A clock loses 12 minutes every 24 hours. It is set right at 7:25 p.m. on Monday. What will be the time when clock shows 1:45 p.m. the following day?

• A. 1:20:35 p.m
• B. 1:35:50 p.m.
• C. 1:25:35 p.m.
• D. None of these

Answer 1

The Correct Option is D

To solve the problem, we need to determine the actual time when the faulty clock shows 1:45 p.m. the following day. The clock loses 12 minutes every 24 hours. This means the faulty clock runs slower than the actual time.

Step 1: Determine the rate of time loss per hour

The clock loses 12 minutes in 24 hours. Therefore, the rate of time loss per hour is $\frac{12}{24}=0.5$ minutes per hour.

Step 2: Calculate the time elapsed on the clock

The time from 7:25 p.m. on Monday to 1:45 p.m. the following day is 18 hours and 20 minutes. This is calculated as:

• From 7:25 p.m. to 7:25 a.m. = 12 hours
• From 7:25 a.m. to 1:25 p.m. = 6 hours
• From 1:25 p.m. to 1:45 p.m. = 20 minutes

So, $12+6+(\backslash frac\{20\}\{60\})=18.3333$ hours.

Step 3: Calculate the actual time elapsed

Since the clock loses time, we need to calculate the actual time that would have elapsed. Using the rate of loss calculated in Step 1, for every hour, the clock shows 0.5 minutes less.

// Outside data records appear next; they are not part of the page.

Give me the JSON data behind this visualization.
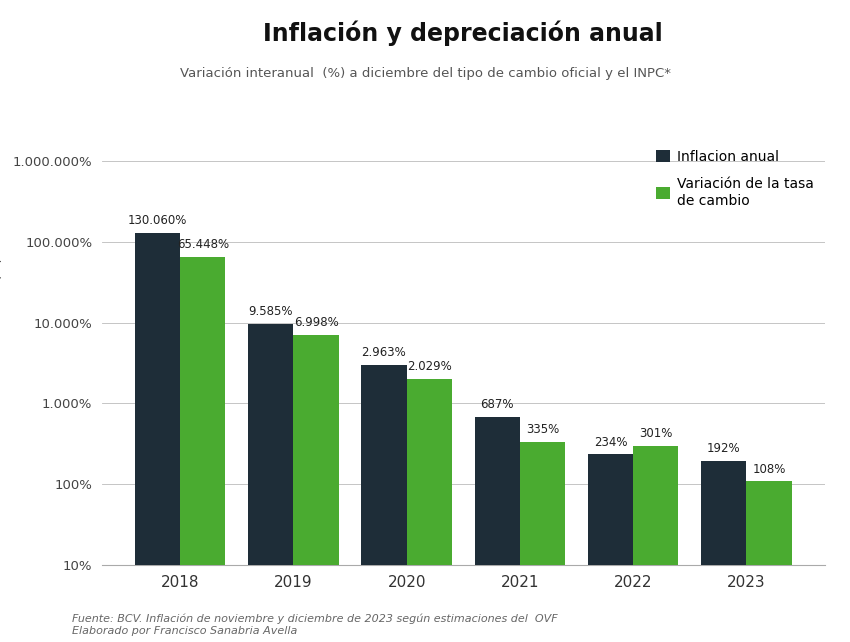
{
  "title": "Inflación y depreciación anual",
  "subtitle": "Variación interanual  (%) a diciembre del tipo de cambio oficial y el INPC*",
  "ylabel": "Variación anual (%)",
  "years": [
    "2018",
    "2019",
    "2020",
    "2021",
    "2022",
    "2023"
  ],
  "inflation": [
    130060,
    9585,
    2963,
    687,
    234,
    192
  ],
  "exchange": [
    65448,
    6998,
    2029,
    335,
    301,
    108
  ],
  "inflation_labels": [
    "130.060%",
    "9.585%",
    "2.963%",
    "687%",
    "234%",
    "192%"
  ],
  "exchange_labels": [
    "65.448%",
    "6.998%",
    "2.029%",
    "335%",
    "301%",
    "108%"
  ],
  "color_inflation": "#1e2d38",
  "color_exchange": "#4aab30",
  "legend_inflation": "Inflacion anual",
  "legend_exchange": "Variación de la tasa\nde cambio",
  "footnote1": "Fuente: BCV. Inflación de noviembre y diciembre de 2023 según estimaciones del  OVF",
  "footnote2": "Elaborado por Francisco Sanabria Avella",
  "ymin": 10,
  "ymax": 10000000,
  "yticks": [
    10,
    100,
    1000,
    10000,
    100000,
    1000000
  ],
  "ytick_labels": [
    "10%",
    "100%",
    "1.000%",
    "10.000%",
    "100.000%",
    "1.000.000%"
  ],
  "background_color": "#ffffff"
}
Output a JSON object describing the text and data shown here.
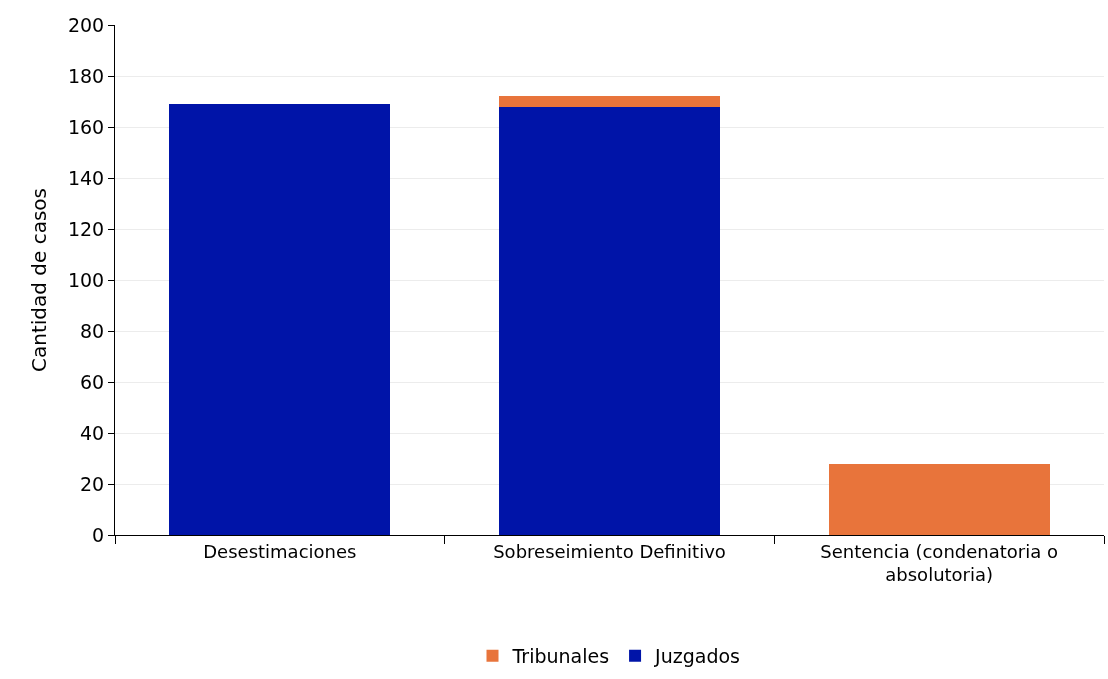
{
  "chart_data": {
    "type": "bar",
    "stacked": true,
    "ylabel": "Cantidad de casos",
    "categories": [
      "Desestimaciones",
      "Sobreseimiento Definitivo",
      "Sentencia (condenatoria o absolutoria)"
    ],
    "series": [
      {
        "name": "Juzgados",
        "color": "#0014a8",
        "values": [
          169,
          168,
          null
        ]
      },
      {
        "name": "Tribunales",
        "color": "#e8743b",
        "values": [
          null,
          4,
          28
        ]
      }
    ],
    "ylim": [
      0,
      200
    ],
    "yticks": [
      0,
      20,
      40,
      60,
      80,
      100,
      120,
      140,
      160,
      180,
      200
    ],
    "grid": "y",
    "legend": "bottom"
  }
}
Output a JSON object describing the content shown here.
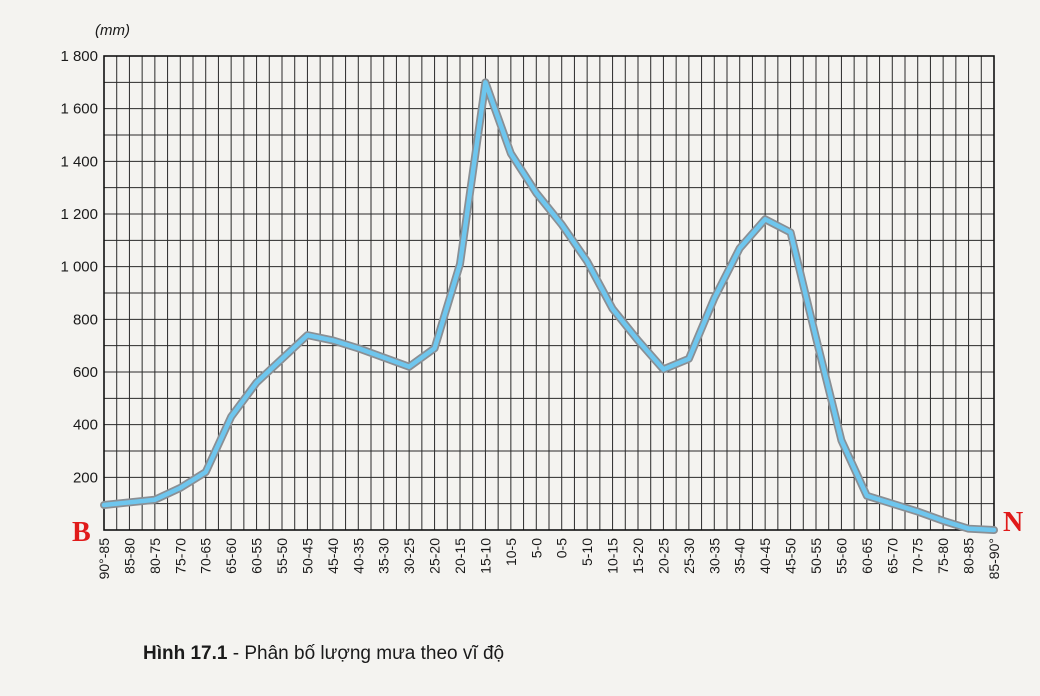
{
  "chart_data": {
    "type": "line",
    "unit_label": "(mm)",
    "y_ticks": [
      "1 800",
      "1 600",
      "1 400",
      "1 200",
      "1 000",
      "800",
      "600",
      "400",
      "200"
    ],
    "ylim": [
      0,
      1800
    ],
    "grid": true,
    "categories": [
      "90°-85",
      "85-80",
      "80-75",
      "75-70",
      "70-65",
      "65-60",
      "60-55",
      "55-50",
      "50-45",
      "45-40",
      "40-35",
      "35-30",
      "30-25",
      "25-20",
      "20-15",
      "15-10",
      "10-5",
      "5-0",
      "0-5",
      "5-10",
      "10-15",
      "15-20",
      "20-25",
      "25-30",
      "30-35",
      "35-40",
      "40-45",
      "45-50",
      "50-55",
      "55-60",
      "60-65",
      "65-70",
      "70-75",
      "75-80",
      "80-85",
      "85-90°"
    ],
    "series": [
      {
        "x": [
          0,
          2,
          3,
          4,
          5,
          6,
          7,
          8,
          9,
          10,
          12,
          13,
          14,
          15,
          16,
          17,
          18,
          19,
          20,
          21,
          22,
          23,
          24,
          25,
          26,
          27,
          28,
          29,
          30,
          31,
          32,
          33,
          34,
          35
        ],
        "values": [
          95,
          115,
          160,
          220,
          430,
          560,
          650,
          740,
          720,
          690,
          620,
          690,
          1010,
          1700,
          1430,
          1280,
          1160,
          1020,
          840,
          720,
          610,
          650,
          880,
          1070,
          1180,
          1130,
          730,
          340,
          130,
          100,
          70,
          35,
          5,
          0
        ]
      }
    ],
    "color": "#6ec6ee",
    "left_end_label": "B",
    "right_end_label": "N",
    "end_label_color": "#e01a1a"
  },
  "caption": {
    "figure_label": "Hình 17.1",
    "text": " - Phân bố lượng mưa theo vĩ độ"
  }
}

Actual time elapsed = clock time elapsed + loss = 18.3333 + (0.5 * 18.3333) / 60 = 18.3333 + 0.15 = 18.4833 hours.

Step 4: Calculate the actual clock time

Convert 18.4833 hours into hours and minutes:

• 18 hours remains as 18 hours.
• 0.4833 hours is converted to minutes: $0.4833\; *\; 60\; =\; 29$ minutes (approximately).

Therefore, 18 hours and 29 minutes have elapsed from 7:25 p.m. Monday.

The actual time is therefore:

7:25 p.m. + 18 hours = 1:25 p.m. on Tuesday + 29 minutes = 1:54 p.m. on Tuesday.

Conclusion

The correct actual time when the clock shows 1:45 p.m. is approximately 1:54 p.m., which is not among the given options. Therefore, the answer is "None of these".